Ha offeso persone che in tutti questi anni hanno partecipato e organizzato eventi, banchetti e manifestazioni del Movimento 5 Stelle, che hanno partecipato attivamente a ben 9 campagne elettorali tra comunali, regionali, nazionali, europee e referendum; persone che ad Anagni non hanno soltanto portato e promosso il simbolo del Movimento 5 Stelle con 2 liste certificate, ma hanno anche presidiato la sede del Movimento 5 Stelle alle elezioni regionali e nazionali del 4 marzo 2018 ed alle comunali del giugno 2018.

Ha infamato le iniziative di un gruppo che ha sostenuto la sua persona in ben 2 campagne elettorali, prima come candidato Consigliere Regionale e poi come candidato Sindaco.

Il sig. Fernando Fioramonti, rifiutandosi di “portare la voce” dei cittadini ed anche di sottoscrivere un esposto a tutela della sicurezza ed incolumità delle persone (qui l’esposto del muro di San Michele), e dichiarandosi unico depositario delle idee e della politica del Movimento 5 Stelle, ha violato non solo le regole del codice etico del Movimento 5 Stelle, ma anche le regole minime del vivere civile e democratico.

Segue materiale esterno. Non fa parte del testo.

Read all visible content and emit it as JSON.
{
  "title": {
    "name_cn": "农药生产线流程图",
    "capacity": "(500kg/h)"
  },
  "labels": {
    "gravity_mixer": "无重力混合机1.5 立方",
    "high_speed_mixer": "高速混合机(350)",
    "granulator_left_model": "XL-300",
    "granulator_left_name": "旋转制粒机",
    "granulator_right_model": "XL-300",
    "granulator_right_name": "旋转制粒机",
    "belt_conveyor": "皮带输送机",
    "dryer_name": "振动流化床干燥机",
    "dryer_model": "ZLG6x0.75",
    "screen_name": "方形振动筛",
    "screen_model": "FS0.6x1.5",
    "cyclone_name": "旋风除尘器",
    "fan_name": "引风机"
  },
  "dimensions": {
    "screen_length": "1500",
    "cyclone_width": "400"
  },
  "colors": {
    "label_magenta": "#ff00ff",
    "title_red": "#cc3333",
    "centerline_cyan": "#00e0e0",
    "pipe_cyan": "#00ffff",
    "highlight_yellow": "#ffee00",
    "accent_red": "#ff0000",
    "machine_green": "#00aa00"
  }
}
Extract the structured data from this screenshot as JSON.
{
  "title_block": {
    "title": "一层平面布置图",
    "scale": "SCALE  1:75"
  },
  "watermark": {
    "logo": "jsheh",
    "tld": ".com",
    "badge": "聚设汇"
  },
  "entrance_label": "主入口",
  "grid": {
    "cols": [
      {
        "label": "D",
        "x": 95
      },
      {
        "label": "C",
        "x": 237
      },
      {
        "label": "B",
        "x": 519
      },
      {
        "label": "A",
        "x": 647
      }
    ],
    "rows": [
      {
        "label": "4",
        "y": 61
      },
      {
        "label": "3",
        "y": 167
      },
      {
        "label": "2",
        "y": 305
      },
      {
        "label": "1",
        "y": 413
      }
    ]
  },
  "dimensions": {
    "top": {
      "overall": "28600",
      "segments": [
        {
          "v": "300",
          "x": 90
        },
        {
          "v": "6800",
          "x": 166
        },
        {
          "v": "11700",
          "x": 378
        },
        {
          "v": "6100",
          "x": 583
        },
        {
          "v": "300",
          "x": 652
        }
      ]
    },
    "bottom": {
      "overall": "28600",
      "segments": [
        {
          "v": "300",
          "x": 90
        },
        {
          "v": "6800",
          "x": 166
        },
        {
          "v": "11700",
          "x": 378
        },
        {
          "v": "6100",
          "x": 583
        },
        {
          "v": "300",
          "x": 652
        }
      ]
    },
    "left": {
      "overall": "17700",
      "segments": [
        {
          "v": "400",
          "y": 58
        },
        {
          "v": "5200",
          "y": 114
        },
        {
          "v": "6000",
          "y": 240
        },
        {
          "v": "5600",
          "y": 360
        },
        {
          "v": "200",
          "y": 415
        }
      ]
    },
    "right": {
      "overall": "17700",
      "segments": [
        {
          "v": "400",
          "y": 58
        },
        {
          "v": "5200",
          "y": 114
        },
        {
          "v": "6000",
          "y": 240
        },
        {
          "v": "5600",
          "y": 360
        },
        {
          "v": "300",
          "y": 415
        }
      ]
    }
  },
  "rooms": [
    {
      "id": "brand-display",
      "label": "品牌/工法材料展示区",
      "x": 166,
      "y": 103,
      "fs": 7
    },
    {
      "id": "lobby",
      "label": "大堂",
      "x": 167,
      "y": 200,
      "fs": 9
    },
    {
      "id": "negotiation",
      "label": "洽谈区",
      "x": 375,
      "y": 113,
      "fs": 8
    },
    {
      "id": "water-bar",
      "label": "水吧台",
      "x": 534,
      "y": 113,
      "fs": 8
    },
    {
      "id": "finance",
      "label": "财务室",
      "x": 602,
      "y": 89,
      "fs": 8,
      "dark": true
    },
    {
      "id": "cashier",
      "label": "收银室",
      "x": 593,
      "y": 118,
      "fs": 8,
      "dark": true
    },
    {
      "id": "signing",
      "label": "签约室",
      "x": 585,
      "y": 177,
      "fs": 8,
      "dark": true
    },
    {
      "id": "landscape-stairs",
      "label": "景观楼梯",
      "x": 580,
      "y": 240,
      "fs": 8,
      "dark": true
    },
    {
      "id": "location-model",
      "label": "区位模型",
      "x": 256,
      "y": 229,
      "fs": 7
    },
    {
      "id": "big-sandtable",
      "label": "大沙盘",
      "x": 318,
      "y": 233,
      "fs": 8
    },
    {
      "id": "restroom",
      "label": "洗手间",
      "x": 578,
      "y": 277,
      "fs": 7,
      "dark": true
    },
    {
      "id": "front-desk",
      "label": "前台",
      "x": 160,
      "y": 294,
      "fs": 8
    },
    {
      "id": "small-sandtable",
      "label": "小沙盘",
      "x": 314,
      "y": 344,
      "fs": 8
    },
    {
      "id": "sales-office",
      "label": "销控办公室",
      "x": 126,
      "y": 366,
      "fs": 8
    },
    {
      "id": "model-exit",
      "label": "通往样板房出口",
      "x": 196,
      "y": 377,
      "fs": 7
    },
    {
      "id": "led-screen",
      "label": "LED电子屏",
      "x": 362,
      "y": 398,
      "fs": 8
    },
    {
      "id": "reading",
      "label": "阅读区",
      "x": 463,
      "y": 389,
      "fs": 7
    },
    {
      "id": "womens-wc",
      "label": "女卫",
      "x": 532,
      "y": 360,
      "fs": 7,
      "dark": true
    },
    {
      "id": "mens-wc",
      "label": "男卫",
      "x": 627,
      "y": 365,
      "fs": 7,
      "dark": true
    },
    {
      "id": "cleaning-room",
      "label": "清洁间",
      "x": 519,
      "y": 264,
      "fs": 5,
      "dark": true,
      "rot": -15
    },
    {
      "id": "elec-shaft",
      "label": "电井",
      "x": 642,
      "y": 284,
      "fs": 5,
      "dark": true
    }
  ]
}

L’art. 21 della Costituzione italiana sancisce: “Tutti hanno diritto di manifestare liberamente il proprio pensiero (…)”.

Questa persona non è degna di rappresentare i Cittadini che lo hanno votato e dovrebbe avere almeno la decenza di dimettersi dalla carica di Consigliere Comunale nella Città di Anagni.